Two deadly outbreaks spread simultaneously. For one of them, a vaccine was shelved a decade ago when funding ran out, now pharmaceutical stocks surge 20% in a week.
Details. Hantavirus, carrying a 38% fatality rate, erupted aboard the cruise ship. Corporate authorities on the vessel implemented zero safety measures. Officials actively concealed the initial infections to protect revenue, declaring an emergency only when a mass outbreak became undeniable.
► Authorities dispersed exposed passengers on international repatriation flights instead of maintaining a strict quarantine on the ship. In the Netherlands, 12 hospital workers at Radboudumc were forced into a six week quarantine after procedural failures. Meanwhile, United States officials delayed public warnings for weeks to shield the domestic travel market.
► Simultaneously, a rapidly accelerating Ebola outbreak is devastating the Democratic Republic of Congo and spreading to neighbouring countries. Ebola is a severe viral hemorrhagic fever, and while official reports confirm 514 suspected cases with 136 deaths, the true scale of the disaster remains unknown. Experts say undocumented infections likely push the real case count well over 1000.
► Because there is no viable vaccine for this specific Sundanese strain, communities lack critical information and local health systems are completely overwhelmed. Furthermore, the broader regional response remains structurally paralyzed by ongoing armed conflict, extreme systemic poverty, and a complete lack of functional medical infrastructure.
Context. Preceding both outbreaks, the United States withdrew from the World Health Organization and eliminated the Center for Disease Control cruise ship inspection program to deregulate the travel industry. The administration also slashed CDC and National Institute of Health budgets by over 20%, specifically dismantling preemptive vaccine research. Trump’s administration has also frequently attacked science and contradicted health experts.
► In 2016, scientists nearly finalized a Hantavirus vaccine but abandoned the project when funding ran out, delaying a cure by a decade. Now, pharmaceutical corporations are securing massive windfalls. Moderna stocks surged by 20% in a single week as investors speculated on outbreak profits.

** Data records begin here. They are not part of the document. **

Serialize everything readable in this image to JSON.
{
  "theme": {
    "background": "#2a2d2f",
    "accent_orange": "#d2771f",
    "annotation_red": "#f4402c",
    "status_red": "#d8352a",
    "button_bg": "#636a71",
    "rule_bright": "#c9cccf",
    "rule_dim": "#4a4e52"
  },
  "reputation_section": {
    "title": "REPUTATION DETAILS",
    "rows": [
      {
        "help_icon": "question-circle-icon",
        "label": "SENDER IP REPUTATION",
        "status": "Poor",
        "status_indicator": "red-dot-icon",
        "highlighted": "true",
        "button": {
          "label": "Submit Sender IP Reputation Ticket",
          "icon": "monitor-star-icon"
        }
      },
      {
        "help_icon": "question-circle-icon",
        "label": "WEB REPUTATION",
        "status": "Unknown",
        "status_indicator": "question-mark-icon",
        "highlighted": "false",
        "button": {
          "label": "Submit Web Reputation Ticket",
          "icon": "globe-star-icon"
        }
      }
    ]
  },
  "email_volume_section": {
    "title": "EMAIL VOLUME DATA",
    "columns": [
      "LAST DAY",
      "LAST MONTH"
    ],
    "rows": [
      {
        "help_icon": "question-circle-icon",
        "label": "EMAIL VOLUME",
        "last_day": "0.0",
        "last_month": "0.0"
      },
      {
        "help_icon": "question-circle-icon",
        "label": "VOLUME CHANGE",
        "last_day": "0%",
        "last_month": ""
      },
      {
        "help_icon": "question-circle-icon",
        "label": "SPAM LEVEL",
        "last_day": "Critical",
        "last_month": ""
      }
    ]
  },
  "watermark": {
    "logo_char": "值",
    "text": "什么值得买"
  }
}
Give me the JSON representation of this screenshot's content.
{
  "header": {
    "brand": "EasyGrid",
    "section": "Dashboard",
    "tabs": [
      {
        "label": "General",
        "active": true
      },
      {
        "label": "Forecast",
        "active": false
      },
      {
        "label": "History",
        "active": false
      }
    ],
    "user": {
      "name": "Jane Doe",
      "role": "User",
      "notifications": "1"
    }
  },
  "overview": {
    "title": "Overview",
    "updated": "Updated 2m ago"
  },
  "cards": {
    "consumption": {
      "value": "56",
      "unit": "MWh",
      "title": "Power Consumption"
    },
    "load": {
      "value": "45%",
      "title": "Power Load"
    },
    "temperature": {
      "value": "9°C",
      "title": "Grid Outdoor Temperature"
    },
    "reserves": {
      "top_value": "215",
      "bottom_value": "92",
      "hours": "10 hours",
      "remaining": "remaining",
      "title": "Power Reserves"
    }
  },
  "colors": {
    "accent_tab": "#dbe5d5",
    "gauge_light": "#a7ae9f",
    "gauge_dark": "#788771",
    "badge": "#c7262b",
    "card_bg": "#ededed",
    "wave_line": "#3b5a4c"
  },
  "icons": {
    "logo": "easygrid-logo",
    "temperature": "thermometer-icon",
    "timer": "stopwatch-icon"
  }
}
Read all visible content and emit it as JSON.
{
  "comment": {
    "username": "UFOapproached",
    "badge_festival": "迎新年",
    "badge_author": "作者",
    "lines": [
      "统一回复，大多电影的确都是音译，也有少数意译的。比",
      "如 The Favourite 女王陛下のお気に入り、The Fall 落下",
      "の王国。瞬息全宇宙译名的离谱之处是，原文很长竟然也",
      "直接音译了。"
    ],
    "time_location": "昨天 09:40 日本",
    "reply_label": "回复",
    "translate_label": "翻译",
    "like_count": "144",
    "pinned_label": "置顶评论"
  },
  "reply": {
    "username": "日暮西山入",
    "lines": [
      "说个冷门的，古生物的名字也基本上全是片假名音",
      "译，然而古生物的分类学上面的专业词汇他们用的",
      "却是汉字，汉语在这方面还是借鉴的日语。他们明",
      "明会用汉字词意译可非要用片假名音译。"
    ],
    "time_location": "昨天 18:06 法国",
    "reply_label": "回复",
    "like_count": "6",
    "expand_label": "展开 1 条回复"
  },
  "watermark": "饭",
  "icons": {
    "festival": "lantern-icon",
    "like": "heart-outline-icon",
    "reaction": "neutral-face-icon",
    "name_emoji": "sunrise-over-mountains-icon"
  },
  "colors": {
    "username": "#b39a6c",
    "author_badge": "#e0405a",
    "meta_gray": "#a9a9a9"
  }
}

Important to Know. During the 2020 pandemic, the United States government delayed public health mandates until the virus had deeply penetrated working communities. Pharmaceutical monopolies secured record profits from patented vaccines, while millions of essential workers faced a choice between viral exposure or unemployment.
► In direct contrast, the Soviet Union removed the profit motive from the health system. The People's Commissariat for Health implemented the centralized Semashko system, creating the first universal and completely free healthcare network in history.
► Before the October Revolution, Russia occupied first place for mortality due to infectious diseases among European countries, with life expectancy at just 33 years. The Tsarist state made attempts at epidemic control but repeatedly failed. For example, the single malaria station established in 1913 was closed six months later due to a lack of funding, and malaria treatment was withheld from non-Russian populations entirely.
► The socialist system rapidly changed this. The Bolsheviks built a nationwide network of sanitary, anti-plague and anti-malaria stations covering every region of the country, staffing each with epidemiologists, microbiologists and parasitologists. Research laboratories were relocated from the capital directly to endemic areas, enabling rapid response.
► Diseases that were once common and deadly were rapidly combatted and deaths greatly reduced. Through compulsory mass vaccination, smallpox cases fell to zero by 1936. Malaria cases fell from 9 million in 1935 to 3 million by 1940, and were fully eradicated by 1960. Life expectancy rose from 32 years in 1897 to 68 years by the early 1970s.